# Y axis intercepts of ellipse tangents

1. Mar 5, 2016

### Appleton

1. The problem statement, all variables and given/known data
It is given that the line y= mx + c is a tangent to the ellipse

$\frac{x^2}{a^2} + \frac{y^2}{b^2}=1$ if $a^2m^2=c^2-b^2$

Show that if the line y=mx+c passes through the point (5/4, 5) and is tangent to the ellipse $8x^2+3y^2=35$, then c = 35/3 or 35/9

2. Relevant equations

3. The attempt at a solution
The tangents should be in the form
$y=\pm \frac{c^2-b^2}{a^2}x+c$
I tried substituting this value for y into the equation of the given ellipse but it became a bit messy so I deployed a different tact:
The intersection of the tangents is equal to (5/4, 5), so multiplying the tangent equations together should give the point of intersection enabling me to solve for c

$y^2-2cy+c^2=\frac{c^2-b^2}{a^2}x^2\\ c=\frac{(x(\pm \sqrt{a^2y^2-a^2b^2+b^2x^2}))+ay^2}{a^2-x^2}$

Substituting a=35/3 and b=35/8 gives 7.719285513 and 3.827106245.

When I insert these values into a graph drawing app they seem approximately correct whereas one of the given values in the question, 35/3, does not as far I can tell.

Are the values for c given in the question correct. Are my values for c correct?

2. Mar 5, 2016

### Staff: Mentor

How do you multiply tangent equations together and what do you expect as result?

You know a and b, so you get an equation involving m and c and known constants only.
The point (5/4, 5) gives another equation with m and c only. This one is linear, so I would use this and plug it into the other one. Ideally, you get the right two solutions for c.
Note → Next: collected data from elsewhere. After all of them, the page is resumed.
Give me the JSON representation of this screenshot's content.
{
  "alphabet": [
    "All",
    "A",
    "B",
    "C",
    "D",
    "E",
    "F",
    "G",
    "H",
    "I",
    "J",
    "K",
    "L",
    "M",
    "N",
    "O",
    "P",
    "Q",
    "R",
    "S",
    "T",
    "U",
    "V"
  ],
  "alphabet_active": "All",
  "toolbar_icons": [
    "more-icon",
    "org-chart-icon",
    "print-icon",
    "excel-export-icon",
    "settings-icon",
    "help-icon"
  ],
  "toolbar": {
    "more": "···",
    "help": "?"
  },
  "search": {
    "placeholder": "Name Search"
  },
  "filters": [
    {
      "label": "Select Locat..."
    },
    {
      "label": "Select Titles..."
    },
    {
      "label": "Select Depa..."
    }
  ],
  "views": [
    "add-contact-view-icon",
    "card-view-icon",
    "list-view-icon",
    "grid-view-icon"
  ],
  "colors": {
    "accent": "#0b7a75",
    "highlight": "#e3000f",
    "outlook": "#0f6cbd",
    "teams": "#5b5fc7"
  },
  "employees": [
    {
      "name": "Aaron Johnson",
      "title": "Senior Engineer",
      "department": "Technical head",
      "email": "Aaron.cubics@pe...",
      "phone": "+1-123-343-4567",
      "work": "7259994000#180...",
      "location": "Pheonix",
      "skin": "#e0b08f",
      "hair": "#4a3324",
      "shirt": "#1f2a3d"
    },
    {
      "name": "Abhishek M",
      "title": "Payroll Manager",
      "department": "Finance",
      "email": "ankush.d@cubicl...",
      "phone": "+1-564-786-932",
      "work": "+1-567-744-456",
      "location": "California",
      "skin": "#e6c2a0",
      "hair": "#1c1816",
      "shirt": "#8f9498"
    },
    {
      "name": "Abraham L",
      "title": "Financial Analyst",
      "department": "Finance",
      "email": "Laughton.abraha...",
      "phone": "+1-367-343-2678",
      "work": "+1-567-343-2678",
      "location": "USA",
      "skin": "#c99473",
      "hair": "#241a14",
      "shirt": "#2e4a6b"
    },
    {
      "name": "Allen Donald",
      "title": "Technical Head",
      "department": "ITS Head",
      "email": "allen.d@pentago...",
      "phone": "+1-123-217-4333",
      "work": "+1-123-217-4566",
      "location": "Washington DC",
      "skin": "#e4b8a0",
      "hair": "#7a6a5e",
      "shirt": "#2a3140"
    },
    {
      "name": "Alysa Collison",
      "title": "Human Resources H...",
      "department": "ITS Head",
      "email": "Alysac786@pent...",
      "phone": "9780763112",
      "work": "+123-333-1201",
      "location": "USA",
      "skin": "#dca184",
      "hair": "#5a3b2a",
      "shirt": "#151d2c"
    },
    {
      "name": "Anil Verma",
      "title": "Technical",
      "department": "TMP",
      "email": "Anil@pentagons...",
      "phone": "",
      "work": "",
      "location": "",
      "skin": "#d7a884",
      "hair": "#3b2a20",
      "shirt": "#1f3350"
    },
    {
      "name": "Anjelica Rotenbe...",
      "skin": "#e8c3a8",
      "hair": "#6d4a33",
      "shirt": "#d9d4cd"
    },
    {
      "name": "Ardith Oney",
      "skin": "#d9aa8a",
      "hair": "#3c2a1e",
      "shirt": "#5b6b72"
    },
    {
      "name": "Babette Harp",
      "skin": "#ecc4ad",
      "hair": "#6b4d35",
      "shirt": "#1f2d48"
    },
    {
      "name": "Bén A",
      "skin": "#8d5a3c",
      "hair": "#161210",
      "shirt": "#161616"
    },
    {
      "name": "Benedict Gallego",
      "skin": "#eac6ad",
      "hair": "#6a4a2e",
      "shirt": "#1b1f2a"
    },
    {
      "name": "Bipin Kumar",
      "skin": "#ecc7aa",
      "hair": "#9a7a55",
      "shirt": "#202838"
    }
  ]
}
7.719285513 and 3.827106245 are not 35/3 and 35/9.

3. Mar 6, 2016

### Appleton

Hi mfb, thanks for your reply. Do you mean that I should plug $m=4-\frac{4}{5}c$ into $\frac{35}{3}m^2=c^2-\frac{35}{8}$?

When I do this I get values for c identical to those I had previously (although perhaps a bit more efficiently this time):

$\frac{35}{3}(4-\frac{4}{5}c)^2=c^2-\frac{35}{8}\\ (c-\frac{560}{97})^2=\frac{313600}{9409}-\frac{68775}{2328}$
c=7.719285508 or 3.827106245
This suggests to me that multiplying the tangent equations was legitimate if a little unnecessary. The aim was to eliminate the square root, which your method bypasses quite successfully.

My main question now is should I bin my book. Are the values for c stated in the question correct?

Sorry if I've misinterpreted your guidance, I'm not ruling out this possibility.

4. Mar 6, 2016

### Staff: Mentor

I think you swapped the values for a and b.

5. Mar 6, 2016

### Appleton

Isn't the convention to assign $a$ to the value of the semi major axis? In this case 35/3 > 35/8 so shouldn't a=35/3 and b=35/8?

To check I'm not mistaken I repeated the procedure above, swapping a and b, and ended up with the square root of a negative number.

6. Mar 6, 2016

### Staff: Mentor

The order of a and b does not matter, but it has to be consistent within the problem. The problem divides x^2 by a^2, so you cannot call that b^2.

WolframAlpha finds nice solutions - exactly those given.

7. Mar 6, 2016

### Appleton

Looks like the negative square root i produced above was an error. Having gone through it again I am able to produce the values for c in the question. Thank you for identifying my error in mixing up a and b.

8. Mar 6, 2016

### TheMathNoob

I am just curious. For which class is this?, Real analysis?

9. Mar 6, 2016

### Appleton

The chapter of the book is called coordinate geometry. I'm not sure if there is a more appropriate title for this branch of maths.